Fire opened the view across to Melbourne and Port Phillip Bay but look closer and you'll see that spiders have strung intricate webs on charcoal branches, insectivorous sundews carpet the ground and everywhere are new leaves, new mosses and new ferns.
- Melanie Ball
Food and wine
The fireplaces at Yea's Peppercorn Hotel warmed many a passing prospector in the 1860s, when the remote inn was a welcome sanctuary for fortune-hunters chasing the gold discovered here in 1859.
Food and wine
Almost 150 years later, the Peppercorn returned to its role as refuge when carloads of shell-shocked locals began arriving as firestorms raged across the countryside.
That night 70 local people - from elderly folk to toddlers - bedded down on the hotel's floor as bushfires blazed less than 10 kilometres away. ''We did what anyone would do; we fed them, found bedding and closed the hotel for a week to look after them,'' Peppercorn co-owner Grant Oppy says.
The countryside between Kinglake and Yea still bears the scars but the bush blooms with new life, too: hillsides stripped to the blackened skeletons of trees sport new foliage and velvety green grass covers rolling hills.
Like the landscape, the 30 communities affected by the tragedy are recovering: in devastated villages such as Flowerdale, the crisp air buzzes with the sounds of saws being used to build new homes.
It's busy too at the Peppercorn Hotel. A big screen in the Ned Kelly restaurant shows chef Cindy Oppy in the kitchen, working her culinary magic for the crowd, mostly locals. Generous servings and diverse menu choices make the Peppercorn the ''best pub in the world - or Victoria at least,'' one tells me.
The menu includes lamb-shank soup; fresh seafood platters and local angus steaks, a rich beef-and-burgundy pie is a slow-menu highlight and the seasonal menu includes such exotica as spiced duck with mandarins.
Driving along roads hugged by bushland, farms, vineyards and olive groves, you happen upon more fine eateries, such as the Tea Rooms at Yarck, near Yea. There are no scones here, instead, on weekends, this quaint weatherboard building hums with diners savouring chef Pietro Porcu's exceptional Italian cuisine, from organic produce grown on his nearby farm.
Porcu, who divides his time between Yarck and his South Yarra restaurant, Da Noi, offers an ever-changing menu. There's always homemade pasta, maybe veal broth with prosciutto and parmesan-filled tortellini; wood-fired pizzas; roasted meats including lamb and kid and rustic dishes such as polenta with ragu of venison in red wine and a touch of chocolate.
Visitors can graze on culinary specialities across the region: nine trout farms were affected by the bushfires but most are operating now, as are olive groves, berry farms and wineries.

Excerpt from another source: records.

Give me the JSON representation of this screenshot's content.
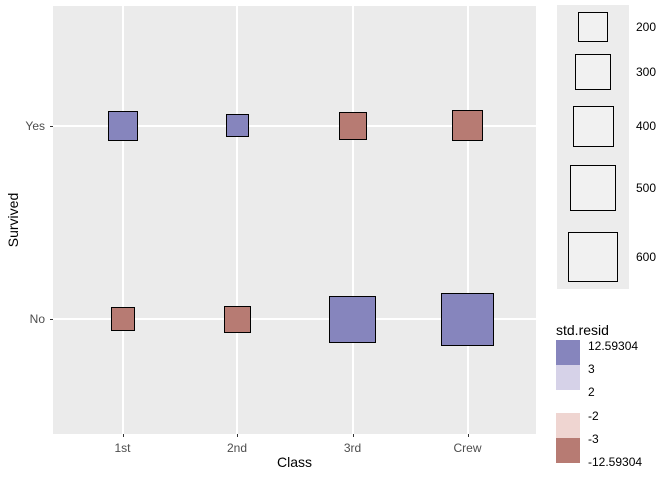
{
  "chart_data": {
    "type": "scatter",
    "subtype": "square-balloon-grid",
    "title": "",
    "xlabel": "Class",
    "ylabel": "Survived",
    "x_categories": [
      "1st",
      "2nd",
      "3rd",
      "Crew"
    ],
    "y_categories": [
      "Yes",
      "No"
    ],
    "grid": "on",
    "legend_position": "right",
    "cells": [
      {
        "x": "1st",
        "y": "Yes",
        "count": 203,
        "resid_level": "high_positive"
      },
      {
        "x": "2nd",
        "y": "Yes",
        "count": 118,
        "resid_level": "high_positive"
      },
      {
        "x": "3rd",
        "y": "Yes",
        "count": 178,
        "resid_level": "high_negative"
      },
      {
        "x": "Crew",
        "y": "Yes",
        "count": 212,
        "resid_level": "high_negative"
      },
      {
        "x": "1st",
        "y": "No",
        "count": 122,
        "resid_level": "high_negative"
      },
      {
        "x": "2nd",
        "y": "No",
        "count": 167,
        "resid_level": "high_negative"
      },
      {
        "x": "3rd",
        "y": "No",
        "count": 528,
        "resid_level": "high_positive"
      },
      {
        "x": "Crew",
        "y": "No",
        "count": 673,
        "resid_level": "high_positive"
      }
    ],
    "size_legend": {
      "values": [
        200,
        300,
        400,
        500,
        600
      ]
    },
    "color_legend": {
      "title": "std.resid",
      "tick_labels": [
        "12.59304",
        "3",
        "2",
        "-2",
        "-3",
        "-12.59304"
      ],
      "segments": [
        {
          "from": "3",
          "to": "12.59304",
          "level": "high_positive"
        },
        {
          "from": "2",
          "to": "3",
          "level": "mid_positive"
        },
        {
          "from": "-3",
          "to": "-2",
          "level": "mid_negative"
        },
        {
          "from": "-12.59304",
          "to": "-3",
          "level": "high_negative"
        }
      ]
    },
    "colors": {
      "high_positive": "#8685BD",
      "mid_positive": "#D6D2E8",
      "mid_negative": "#EFD5D1",
      "high_negative": "#B77B73",
      "panel_bg": "#EBEBEB",
      "gridline": "#FFFFFF",
      "legend_strip_bg": "#ECECEC",
      "legend_key_fill": "#F1F1F1",
      "square_border": "#000000",
      "tick_label_color": "#4D4D4D",
      "tick_mark_color": "#333333"
    }
  }
}
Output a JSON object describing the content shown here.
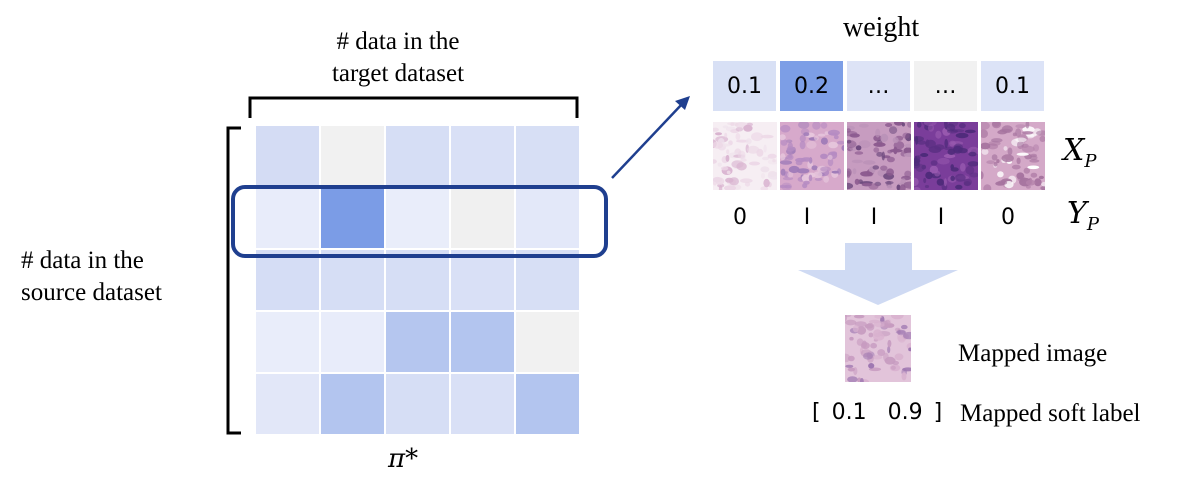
{
  "labels": {
    "target_line1": "# data in the",
    "target_line2": "target dataset",
    "source_line1": "# data in the",
    "source_line2": "source dataset",
    "pi": "π*",
    "weight": "weight",
    "xp": "X",
    "xp_sub": "P",
    "yp": "Y",
    "yp_sub": "P",
    "mapped_image": "Mapped image",
    "mapped_soft_label": "Mapped soft label"
  },
  "matrix_rows": [
    [
      "#d4dcf4",
      "#f1f1f1",
      "#d6def5",
      "#d9e0f6",
      "#d7dff5"
    ],
    [
      "#e8ecfa",
      "#7b9ce6",
      "#e9edfa",
      "#f0f0f0",
      "#e3e8f9"
    ],
    [
      "#d5ddf5",
      "#d6def5",
      "#d6def5",
      "#d9e0f6",
      "#d7dff5"
    ],
    [
      "#e9edfa",
      "#e8ecfa",
      "#b5c6ef",
      "#b3c5ef",
      "#f1f1f1"
    ],
    [
      "#e2e7f8",
      "#b3c5ef",
      "#d6def5",
      "#d9e0f6",
      "#b3c5ef"
    ]
  ],
  "weights": [
    {
      "text": "0.1",
      "color": "#d8e0f5"
    },
    {
      "text": "0.2",
      "color": "#7d9ee6"
    },
    {
      "text": "…",
      "color": "#dde3f6"
    },
    {
      "text": "…",
      "color": "#f1f1f1"
    },
    {
      "text": "0.1",
      "color": "#dce3f7"
    }
  ],
  "thumbnails": [
    {
      "name": "thumb-adipose-tissue",
      "colors": [
        "#ecd7e6",
        "#f6eef3",
        "#d9b4d0",
        "#efe2ec"
      ]
    },
    {
      "name": "thumb-fibrous-tissue",
      "colors": [
        "#b58bc2",
        "#d7a9cb",
        "#9f7bb8",
        "#e7c7dd"
      ]
    },
    {
      "name": "thumb-cellular-tissue-1",
      "colors": [
        "#8b5a8f",
        "#c79cc0",
        "#6e4a7e",
        "#b991b7"
      ]
    },
    {
      "name": "thumb-dense-nuclei",
      "colors": [
        "#4e2b7a",
        "#7a3d9a",
        "#5b2f83",
        "#9a5bb0"
      ]
    },
    {
      "name": "thumb-tissue-with-void",
      "colors": [
        "#a6749f",
        "#d4a9c8",
        "#ffffff",
        "#b483ab"
      ]
    }
  ],
  "y_labels": [
    "0",
    "I",
    "I",
    "I",
    "0"
  ],
  "mapped_thumb": {
    "colors": [
      "#c79bc0",
      "#e2c4da",
      "#9d76b0",
      "#d9b2cf"
    ]
  },
  "soft_label": {
    "open": "[",
    "v1": "0.1",
    "v2": "0.9",
    "close": "]"
  },
  "colors": {
    "highlight": "#1f3f8f",
    "arrow": "#1f3f8f",
    "down_arrow": "#cdd9f2"
  }
}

At Tallarook Farmers' Market, where kids are learning to make pizzas in the historic Mechanic's Institute, we stock up on local spuds, Donnybrook cheese, field mushrooms, honey, and free-range eggs and beef.
Winemaker Vitto Oles has a stall at which we pick up a few bottles of his excellent Rocky Passes Estate Syrah Cabernet. You can also drive to Oles's pretty property at Whiteheads Creek to taste vintages from the small vineyard tended by Oles and his partner, Candi Westney, while enjoying Sunday lunch.
This is premium wine-growing country: yields are small, the soil ancient and minerally and the cool climate produces stylish wines. Though many crops were smoke-affected during the bushfires, thanks to rain at ''all the right times'', 2010 has been a bumper year, Westney says.
Shelmerdine Winery at Tooborac makes for another good pit-stop, where you can taste full-bodied reds partnered with seasonally-inspired fare from the on-site Whistler cafe.
Beer-lovers are spoilt, too: the old stables at the Tooborac Hotel, a bluestone beauty dating from the 1850s, have been transformed into a micro-brewery producing flavoursome beers including Woodcutters Amber Ale and Stonemasons Pale Ale, good companions to the big steaks and rabbit pie on the pub's menu.